2010013703

Suppose $A$, $B$, $C$ and $D$ are bodies, which are set in motion at the same initial time $t$. We know how the position $s$ or speed $v$ of these bodies changes with time: $$\begin{array}{rl}A:s=2t^2+12t+1,& C:v=10t+4,\\ B:s=\frac{1}{3}{t}^3+\frac{t^2}{2}+2,& D:v=\frac{1}{2}{t}^2+1.\end{array}$$ Position $s$ is given in meters, time $t$ in seconds and speed $v$ in meters per second.

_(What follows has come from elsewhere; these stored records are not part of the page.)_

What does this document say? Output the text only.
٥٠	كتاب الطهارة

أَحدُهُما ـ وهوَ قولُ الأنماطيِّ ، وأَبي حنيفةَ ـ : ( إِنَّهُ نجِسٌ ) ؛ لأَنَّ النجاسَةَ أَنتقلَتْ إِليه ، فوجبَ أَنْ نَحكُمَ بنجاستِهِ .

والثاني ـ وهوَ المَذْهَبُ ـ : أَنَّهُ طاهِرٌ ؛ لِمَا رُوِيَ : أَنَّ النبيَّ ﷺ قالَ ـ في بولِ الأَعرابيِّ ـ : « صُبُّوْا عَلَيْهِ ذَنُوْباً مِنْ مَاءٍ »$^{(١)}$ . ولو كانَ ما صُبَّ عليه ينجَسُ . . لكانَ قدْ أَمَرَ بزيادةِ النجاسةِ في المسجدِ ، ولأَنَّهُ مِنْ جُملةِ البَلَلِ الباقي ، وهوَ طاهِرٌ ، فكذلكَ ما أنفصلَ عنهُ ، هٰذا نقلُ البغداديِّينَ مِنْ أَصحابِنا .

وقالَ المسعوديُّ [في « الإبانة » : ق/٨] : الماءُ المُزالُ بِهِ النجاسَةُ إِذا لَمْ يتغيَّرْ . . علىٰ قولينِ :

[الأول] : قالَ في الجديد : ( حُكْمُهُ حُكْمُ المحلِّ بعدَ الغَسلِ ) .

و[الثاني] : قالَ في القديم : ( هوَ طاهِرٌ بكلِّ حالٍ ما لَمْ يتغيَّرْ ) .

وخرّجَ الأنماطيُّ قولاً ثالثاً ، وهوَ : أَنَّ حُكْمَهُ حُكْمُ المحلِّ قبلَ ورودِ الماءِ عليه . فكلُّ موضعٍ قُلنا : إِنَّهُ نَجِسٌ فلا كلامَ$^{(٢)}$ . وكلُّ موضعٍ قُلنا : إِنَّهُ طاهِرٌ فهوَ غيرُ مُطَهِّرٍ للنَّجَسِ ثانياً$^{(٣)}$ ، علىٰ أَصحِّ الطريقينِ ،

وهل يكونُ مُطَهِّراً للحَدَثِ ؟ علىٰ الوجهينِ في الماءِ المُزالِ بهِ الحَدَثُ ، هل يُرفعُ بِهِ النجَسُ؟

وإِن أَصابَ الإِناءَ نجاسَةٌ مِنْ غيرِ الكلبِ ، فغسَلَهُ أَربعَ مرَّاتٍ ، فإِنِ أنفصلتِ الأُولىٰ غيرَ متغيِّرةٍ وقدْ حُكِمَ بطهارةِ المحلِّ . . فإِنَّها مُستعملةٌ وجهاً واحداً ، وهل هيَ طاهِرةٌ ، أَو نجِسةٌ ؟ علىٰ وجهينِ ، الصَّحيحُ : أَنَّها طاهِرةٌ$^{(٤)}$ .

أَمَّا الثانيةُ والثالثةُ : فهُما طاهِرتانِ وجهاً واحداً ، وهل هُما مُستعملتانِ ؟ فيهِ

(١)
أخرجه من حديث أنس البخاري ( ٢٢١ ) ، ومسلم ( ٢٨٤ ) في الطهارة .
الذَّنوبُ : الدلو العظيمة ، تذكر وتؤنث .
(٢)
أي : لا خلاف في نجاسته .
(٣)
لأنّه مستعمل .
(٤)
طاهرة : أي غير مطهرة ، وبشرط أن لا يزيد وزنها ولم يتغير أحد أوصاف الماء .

Determine which body moves with the greatest acceleration at the time $t=1\mathrm{s}$. $$$$ Hint: Instantaneous velocity can be expressed as the derivative of a position function $s(t)$ with respect to time: $v(t)=\frac{\mathrm{d}s}{\mathrm{d}t}$, and the instantaneous acceleration can be expressed as the derivative of a function $v(t)$ with respect to time: $a(t)=\frac{\mathrm{d}v}{\mathrm{d}t}$. Since we can determine the velocity using the derivative of the position function $s(t)$, we as well can determine the acceleration using the second derivative of $s(t)$: $a(t)=\frac{\mathrm{d}v}{\mathrm{d}t}=\frac{\mathrm{d}}{\mathrm{d}t}\left(\frac{\mathrm{d}s}{\mathrm{d}t}\right)=\frac{{\mathrm{d}}^{2}s}{\mathrm{d}{t}^2}$.